SAP’s value proposition for digital banks
At its end, SAP has thus far been digitising financial institutions, including digital banks as mentioned earlier, to become ‘intelligent enterprises’. This premise is based on unifying and integrating end-to-end business processes real-time, to manage spend, run efficiently, make data-driven decisions, and innovate at scale.
SAP’s specialised solution for digital banks, SAP Cloud for Banking, is a package that includes SAP S/4HANA Finance, SAP Banking, and the SAP Payments Engine running on SAP Cloud via SAP Cloud Application Services.
Powered by SAP’s open technology platform as the foundation, smart operational data distribution capabilities, data-driven intelligence, an open integration framework, and an omnichannel-based digital customer engagement experience, SAP helps banks and other financial institutions to strive and lead in the digital economy.
The core of SAP’s solution, Transactional Banking for SAP S/4HANA, empowers financial institutions to provide next-generation banking services and extraordinary customer experiences.
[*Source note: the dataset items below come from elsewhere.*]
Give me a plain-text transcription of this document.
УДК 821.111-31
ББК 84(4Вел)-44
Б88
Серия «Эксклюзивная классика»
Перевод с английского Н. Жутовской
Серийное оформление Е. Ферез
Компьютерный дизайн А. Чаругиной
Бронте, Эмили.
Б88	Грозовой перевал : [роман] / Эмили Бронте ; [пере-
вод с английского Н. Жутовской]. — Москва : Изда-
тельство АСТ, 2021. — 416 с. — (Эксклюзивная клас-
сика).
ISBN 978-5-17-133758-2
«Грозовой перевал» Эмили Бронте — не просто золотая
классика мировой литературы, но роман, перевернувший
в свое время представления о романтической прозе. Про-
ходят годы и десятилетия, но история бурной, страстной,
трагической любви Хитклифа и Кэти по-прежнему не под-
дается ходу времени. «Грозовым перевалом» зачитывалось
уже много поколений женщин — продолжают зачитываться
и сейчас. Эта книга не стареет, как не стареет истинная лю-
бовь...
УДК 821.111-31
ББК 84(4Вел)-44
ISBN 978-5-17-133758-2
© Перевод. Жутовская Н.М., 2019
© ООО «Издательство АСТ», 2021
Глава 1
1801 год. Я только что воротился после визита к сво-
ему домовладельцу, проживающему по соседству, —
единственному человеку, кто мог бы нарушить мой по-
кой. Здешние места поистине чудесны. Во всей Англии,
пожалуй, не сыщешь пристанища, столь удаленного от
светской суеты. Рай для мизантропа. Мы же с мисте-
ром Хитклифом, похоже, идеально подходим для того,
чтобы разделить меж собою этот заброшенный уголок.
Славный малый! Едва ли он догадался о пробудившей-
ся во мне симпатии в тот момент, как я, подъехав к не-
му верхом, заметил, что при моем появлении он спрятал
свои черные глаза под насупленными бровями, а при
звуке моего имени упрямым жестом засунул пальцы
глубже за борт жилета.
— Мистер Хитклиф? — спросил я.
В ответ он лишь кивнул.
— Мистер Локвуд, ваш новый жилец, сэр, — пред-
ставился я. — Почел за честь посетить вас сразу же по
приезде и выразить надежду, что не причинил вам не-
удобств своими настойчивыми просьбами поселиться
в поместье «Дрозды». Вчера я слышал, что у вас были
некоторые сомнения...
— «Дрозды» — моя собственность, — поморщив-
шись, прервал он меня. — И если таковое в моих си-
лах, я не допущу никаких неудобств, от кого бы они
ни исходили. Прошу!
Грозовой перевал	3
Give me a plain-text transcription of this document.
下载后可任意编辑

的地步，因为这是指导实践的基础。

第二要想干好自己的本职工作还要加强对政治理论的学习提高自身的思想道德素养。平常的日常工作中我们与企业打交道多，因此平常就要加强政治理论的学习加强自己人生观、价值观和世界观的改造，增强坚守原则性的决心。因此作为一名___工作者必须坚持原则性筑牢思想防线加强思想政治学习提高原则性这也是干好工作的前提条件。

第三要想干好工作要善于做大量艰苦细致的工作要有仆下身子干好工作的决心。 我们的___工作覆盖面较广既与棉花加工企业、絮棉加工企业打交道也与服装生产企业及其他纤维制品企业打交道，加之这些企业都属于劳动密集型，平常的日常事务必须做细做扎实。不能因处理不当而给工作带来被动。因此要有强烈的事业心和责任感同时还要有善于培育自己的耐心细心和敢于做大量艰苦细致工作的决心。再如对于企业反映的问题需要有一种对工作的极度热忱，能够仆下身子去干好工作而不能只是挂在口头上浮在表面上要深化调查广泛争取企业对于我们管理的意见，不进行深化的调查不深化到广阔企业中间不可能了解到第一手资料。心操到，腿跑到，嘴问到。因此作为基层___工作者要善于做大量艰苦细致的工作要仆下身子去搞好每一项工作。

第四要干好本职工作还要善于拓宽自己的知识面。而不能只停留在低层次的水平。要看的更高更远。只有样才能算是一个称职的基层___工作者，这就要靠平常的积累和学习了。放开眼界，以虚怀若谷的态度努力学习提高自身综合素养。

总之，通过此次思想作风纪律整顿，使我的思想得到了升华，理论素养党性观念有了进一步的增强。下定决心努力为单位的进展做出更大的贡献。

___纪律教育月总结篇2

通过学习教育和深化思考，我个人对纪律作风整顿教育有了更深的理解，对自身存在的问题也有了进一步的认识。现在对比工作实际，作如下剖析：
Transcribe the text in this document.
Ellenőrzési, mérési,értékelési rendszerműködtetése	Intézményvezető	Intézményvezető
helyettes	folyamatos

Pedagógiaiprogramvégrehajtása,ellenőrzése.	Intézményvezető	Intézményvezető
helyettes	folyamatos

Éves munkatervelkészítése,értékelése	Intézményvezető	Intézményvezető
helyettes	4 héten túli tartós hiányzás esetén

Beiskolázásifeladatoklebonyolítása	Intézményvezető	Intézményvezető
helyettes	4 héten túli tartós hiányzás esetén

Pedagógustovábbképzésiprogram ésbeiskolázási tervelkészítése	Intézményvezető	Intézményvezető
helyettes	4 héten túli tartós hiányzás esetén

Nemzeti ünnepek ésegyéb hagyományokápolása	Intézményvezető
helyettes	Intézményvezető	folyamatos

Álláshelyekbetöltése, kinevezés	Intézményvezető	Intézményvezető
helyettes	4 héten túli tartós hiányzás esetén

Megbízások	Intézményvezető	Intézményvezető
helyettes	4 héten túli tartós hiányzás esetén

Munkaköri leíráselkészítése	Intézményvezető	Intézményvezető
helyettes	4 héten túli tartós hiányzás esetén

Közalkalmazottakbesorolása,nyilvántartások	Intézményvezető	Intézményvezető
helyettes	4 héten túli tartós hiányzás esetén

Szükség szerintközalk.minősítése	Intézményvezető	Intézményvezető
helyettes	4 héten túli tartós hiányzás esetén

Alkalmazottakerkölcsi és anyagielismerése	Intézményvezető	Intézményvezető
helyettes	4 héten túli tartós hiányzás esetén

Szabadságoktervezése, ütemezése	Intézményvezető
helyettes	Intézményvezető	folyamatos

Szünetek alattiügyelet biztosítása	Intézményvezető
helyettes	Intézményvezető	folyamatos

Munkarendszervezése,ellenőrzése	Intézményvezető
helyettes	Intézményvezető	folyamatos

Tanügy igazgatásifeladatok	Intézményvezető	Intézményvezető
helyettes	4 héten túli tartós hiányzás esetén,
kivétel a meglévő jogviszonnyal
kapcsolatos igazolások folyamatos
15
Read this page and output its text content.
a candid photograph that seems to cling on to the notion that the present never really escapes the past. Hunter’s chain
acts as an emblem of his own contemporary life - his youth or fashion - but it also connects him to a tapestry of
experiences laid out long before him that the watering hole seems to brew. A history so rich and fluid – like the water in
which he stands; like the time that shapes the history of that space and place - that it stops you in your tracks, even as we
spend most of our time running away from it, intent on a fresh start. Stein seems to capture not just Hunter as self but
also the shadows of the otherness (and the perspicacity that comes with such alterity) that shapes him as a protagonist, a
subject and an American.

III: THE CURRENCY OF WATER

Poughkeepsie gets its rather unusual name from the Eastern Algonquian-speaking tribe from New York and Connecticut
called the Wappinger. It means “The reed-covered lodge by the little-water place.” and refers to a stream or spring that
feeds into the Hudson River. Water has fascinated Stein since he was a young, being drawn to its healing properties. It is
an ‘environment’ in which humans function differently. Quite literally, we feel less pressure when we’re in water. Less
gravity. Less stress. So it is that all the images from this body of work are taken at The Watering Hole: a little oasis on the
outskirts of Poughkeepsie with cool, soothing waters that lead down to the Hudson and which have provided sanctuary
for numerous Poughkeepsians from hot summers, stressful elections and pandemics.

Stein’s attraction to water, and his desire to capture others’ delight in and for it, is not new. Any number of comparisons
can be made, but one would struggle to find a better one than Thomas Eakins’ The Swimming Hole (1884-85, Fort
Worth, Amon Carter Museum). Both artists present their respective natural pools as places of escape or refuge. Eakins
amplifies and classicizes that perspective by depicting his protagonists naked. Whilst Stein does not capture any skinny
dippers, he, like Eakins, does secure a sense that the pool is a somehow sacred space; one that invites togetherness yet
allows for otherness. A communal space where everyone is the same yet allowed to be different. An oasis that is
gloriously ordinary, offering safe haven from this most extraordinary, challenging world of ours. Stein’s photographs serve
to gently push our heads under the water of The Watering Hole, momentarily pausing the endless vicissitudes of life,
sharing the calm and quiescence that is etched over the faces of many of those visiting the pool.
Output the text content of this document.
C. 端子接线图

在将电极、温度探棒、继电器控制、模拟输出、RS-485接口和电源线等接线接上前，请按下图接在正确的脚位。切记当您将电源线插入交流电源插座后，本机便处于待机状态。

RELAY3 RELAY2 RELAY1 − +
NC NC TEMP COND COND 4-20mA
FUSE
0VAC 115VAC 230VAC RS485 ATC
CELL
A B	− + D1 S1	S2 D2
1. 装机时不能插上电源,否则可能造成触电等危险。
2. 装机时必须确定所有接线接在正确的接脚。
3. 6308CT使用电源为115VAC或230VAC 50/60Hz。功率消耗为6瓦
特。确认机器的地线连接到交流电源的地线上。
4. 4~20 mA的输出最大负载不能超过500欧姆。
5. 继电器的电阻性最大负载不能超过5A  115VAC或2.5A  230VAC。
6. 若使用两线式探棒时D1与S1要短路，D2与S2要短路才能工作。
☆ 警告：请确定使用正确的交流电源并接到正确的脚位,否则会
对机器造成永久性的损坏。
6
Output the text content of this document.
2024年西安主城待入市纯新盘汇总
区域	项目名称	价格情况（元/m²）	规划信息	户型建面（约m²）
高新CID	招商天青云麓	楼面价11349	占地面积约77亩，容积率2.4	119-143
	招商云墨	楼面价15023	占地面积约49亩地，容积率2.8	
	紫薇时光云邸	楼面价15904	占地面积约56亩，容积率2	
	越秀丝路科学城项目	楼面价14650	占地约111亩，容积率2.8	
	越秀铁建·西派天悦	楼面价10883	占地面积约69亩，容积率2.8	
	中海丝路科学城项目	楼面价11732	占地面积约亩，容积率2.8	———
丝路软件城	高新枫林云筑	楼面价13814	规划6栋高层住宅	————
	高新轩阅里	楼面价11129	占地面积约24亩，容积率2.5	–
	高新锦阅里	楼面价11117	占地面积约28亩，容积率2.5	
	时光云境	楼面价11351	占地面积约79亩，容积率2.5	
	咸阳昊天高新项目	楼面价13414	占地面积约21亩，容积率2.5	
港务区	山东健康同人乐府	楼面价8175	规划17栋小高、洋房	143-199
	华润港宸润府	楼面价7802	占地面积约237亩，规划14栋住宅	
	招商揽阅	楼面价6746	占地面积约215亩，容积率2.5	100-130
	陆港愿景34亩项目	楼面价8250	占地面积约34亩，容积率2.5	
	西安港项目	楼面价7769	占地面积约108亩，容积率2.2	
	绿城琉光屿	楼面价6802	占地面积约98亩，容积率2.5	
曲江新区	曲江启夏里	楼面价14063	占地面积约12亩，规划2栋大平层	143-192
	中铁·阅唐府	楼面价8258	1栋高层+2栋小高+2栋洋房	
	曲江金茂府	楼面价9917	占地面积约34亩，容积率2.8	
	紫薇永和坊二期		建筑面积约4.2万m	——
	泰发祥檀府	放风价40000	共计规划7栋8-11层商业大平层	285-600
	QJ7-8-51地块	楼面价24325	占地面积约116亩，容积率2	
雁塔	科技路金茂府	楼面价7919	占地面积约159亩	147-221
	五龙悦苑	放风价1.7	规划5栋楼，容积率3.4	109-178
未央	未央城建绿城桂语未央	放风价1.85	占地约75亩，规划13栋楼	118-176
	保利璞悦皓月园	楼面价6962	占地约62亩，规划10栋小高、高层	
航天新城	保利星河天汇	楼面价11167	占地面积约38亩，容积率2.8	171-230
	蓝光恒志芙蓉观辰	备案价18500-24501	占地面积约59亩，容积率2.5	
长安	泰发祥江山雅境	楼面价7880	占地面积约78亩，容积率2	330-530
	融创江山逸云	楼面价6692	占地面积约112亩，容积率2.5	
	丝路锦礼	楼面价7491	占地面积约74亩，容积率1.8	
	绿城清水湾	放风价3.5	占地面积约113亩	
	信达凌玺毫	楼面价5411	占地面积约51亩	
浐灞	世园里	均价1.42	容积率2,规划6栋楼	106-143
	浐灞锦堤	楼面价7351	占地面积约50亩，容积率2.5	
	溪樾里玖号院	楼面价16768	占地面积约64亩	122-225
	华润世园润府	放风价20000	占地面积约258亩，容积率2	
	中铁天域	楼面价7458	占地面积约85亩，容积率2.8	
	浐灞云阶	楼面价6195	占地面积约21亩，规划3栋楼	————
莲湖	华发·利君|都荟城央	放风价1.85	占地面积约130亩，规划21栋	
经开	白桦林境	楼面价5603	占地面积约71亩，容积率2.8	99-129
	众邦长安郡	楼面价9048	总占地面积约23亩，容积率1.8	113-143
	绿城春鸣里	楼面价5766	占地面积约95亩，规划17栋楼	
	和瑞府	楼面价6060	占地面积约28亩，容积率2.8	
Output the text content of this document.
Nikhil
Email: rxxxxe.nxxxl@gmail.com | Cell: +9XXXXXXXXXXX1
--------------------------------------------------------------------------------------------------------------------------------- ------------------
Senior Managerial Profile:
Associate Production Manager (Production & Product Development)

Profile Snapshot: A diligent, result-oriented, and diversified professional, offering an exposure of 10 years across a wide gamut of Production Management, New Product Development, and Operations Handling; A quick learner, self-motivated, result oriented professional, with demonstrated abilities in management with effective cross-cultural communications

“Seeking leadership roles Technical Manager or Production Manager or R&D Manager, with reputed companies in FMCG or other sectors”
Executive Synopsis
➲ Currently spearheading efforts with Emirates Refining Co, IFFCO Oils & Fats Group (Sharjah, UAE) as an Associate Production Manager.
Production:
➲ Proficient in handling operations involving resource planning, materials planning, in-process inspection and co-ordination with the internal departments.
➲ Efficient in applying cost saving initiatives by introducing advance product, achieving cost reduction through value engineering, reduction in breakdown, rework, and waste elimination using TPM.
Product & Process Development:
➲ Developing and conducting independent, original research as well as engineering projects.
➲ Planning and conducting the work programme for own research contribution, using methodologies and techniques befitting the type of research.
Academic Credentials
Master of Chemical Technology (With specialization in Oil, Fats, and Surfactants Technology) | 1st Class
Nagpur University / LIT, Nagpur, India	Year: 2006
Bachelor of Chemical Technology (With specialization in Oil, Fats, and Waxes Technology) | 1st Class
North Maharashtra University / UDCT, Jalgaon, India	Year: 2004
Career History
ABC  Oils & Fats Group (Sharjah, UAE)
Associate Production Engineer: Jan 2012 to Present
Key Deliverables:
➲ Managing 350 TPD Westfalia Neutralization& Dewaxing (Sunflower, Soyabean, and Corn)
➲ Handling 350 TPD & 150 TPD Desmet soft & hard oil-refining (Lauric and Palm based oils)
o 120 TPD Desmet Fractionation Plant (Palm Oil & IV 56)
The package includes an open-core banking platform that helps intelligent transactional banking and facilitates cost savings through intelligent technologies and processes.
The integration with SAP’s payment processing and omnichannel banking platform provides superior end-to-end core banking capabilities for retail and commercial banks – from incumbent challengers and neobanks (digital banks with no real branches) up to large, multinational financial corporations, independently of their underlying business models.
All products provide content-rich, smart data sets along with augmented metadata information for use within a bank’s broader ecosystem, empowering stakeholders to maximise their understanding and use of information for their daily activities.
Hong emphasised that banks must have the courage to ‘reinvent’ themselves for the digital economy.
“In today’s digital economy, Malaysian banks – including upcoming digital banks – have the potential to exceed customer expectations.
“With the intelligent enterprise framework, SAP provides integrated applications, intelligent technologies, and a digital platform to enable banks, including digital ones, to better serve current customers and reach the underbanked population to support financial inclusion,” he concluded.